| n° 23087 | Fiche technique | 7908 caractères | 7908 1447 Temps de lecture estimé : 6 mn |
24/05/25 |
Résumé: Elle s’appelait Louise. Elles s’appellent toutes Louise. Celles qui nous brisent. | ||||
Critères: #poésie #réflexion #psychologie #nonérotique | ||||
| Auteur : L'artiste (L’artiste) Envoi mini-message | ||||
| Projet de groupe : Une chanson, une histoire |
Nouvelle inspirée de la chanson « Louise » de Thomas Fersen
https://www.youtube.com/watch?v=xEkVMZhmkIU
Il y a des gens qui naissent avec un piano sur le dos. Moi, c’était un accordéon. Il geignait dès que je posais le pied hors du lit, râlait sous la pluie, couinait les jours de cafard. Je n’étais pas triste de nature, non. Juste… un peu fendu, comme une tasse qu’on garde quand même, parce qu’on l’aime bien.

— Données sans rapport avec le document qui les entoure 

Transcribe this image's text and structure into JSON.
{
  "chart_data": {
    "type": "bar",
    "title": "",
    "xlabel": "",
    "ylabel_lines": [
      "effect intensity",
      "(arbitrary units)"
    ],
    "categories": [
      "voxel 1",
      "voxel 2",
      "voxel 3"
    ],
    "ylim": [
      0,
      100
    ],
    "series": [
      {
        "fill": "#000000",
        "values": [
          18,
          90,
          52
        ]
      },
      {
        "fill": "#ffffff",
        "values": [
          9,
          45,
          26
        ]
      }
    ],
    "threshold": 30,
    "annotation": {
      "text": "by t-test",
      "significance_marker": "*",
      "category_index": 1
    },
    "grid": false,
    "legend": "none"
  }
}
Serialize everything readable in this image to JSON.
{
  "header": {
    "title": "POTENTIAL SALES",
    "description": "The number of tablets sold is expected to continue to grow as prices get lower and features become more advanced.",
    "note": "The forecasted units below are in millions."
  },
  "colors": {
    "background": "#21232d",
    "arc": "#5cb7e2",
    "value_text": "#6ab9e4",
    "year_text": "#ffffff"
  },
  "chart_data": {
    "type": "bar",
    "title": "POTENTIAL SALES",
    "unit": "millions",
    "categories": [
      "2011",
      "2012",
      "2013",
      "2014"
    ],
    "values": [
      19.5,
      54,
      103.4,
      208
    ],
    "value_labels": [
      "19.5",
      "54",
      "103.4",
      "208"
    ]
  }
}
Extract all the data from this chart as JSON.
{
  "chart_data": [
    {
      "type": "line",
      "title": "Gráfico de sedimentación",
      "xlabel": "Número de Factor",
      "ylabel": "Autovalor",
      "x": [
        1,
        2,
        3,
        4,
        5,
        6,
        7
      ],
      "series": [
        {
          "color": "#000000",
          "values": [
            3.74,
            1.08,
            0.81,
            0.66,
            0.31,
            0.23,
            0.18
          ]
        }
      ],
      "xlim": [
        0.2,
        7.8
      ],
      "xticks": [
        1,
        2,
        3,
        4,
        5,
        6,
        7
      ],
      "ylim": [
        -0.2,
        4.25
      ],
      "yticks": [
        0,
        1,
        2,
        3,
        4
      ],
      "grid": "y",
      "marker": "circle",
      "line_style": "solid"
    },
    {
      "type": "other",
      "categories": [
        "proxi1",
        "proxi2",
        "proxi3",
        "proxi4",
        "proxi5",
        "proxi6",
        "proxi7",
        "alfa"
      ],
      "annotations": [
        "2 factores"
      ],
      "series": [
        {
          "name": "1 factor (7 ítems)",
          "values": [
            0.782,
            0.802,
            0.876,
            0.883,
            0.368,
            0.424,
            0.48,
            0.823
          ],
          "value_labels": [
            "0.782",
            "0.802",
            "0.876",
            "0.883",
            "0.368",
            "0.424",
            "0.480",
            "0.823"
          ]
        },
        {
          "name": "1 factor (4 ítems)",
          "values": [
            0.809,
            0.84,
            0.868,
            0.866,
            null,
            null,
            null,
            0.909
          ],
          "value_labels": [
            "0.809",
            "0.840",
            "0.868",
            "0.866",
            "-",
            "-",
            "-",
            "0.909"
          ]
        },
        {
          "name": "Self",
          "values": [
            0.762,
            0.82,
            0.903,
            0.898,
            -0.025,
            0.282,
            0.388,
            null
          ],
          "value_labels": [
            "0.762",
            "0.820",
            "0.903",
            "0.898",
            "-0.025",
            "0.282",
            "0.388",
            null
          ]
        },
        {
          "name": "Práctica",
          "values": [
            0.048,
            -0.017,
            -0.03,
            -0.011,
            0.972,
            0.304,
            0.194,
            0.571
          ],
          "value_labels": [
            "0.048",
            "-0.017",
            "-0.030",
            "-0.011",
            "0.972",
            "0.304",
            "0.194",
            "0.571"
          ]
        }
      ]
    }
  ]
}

Avant Louise, ma vie était une grande nappe blanche sans taches ni miettes. Je vendais des graines pour pigeons dans un kiosque, avec pour seul collègue un perroquet insomniaque qui répétait : « T’as vu passer l’amour, toi ? »
Et puis un jour, Louise.
Louise avec ses souliers rouges qui claquaient sur les pavés comme des castagnettes. Louise avec son rire en jupons et sa façon de dire « bonjour » comme on dit « viens ». Elle n’était pas belle, non. Elle était inclassable. Une confiture d’orties ou une valse au ralenti.
Et moi, j’ai fondu comme un sucre dans le café.
Elle s’est installée chez moi le jeudi, sans prévenir. Avec une valise en poils de vache, une plante grasse nommée Fernand et un chat borgne qui me regardait comme si je n’étais qu’un figurant dans son film.
Au début, c’était le carnaval tous les jours. Elle mettait des chapeaux pour faire la cuisine, m’appelait « mon cornichon » et glissait des vers de Prévert dans mes poches. On dansait dans la baignoire, on chantait faux à tue-tête, on faisait du vélo dans le salon.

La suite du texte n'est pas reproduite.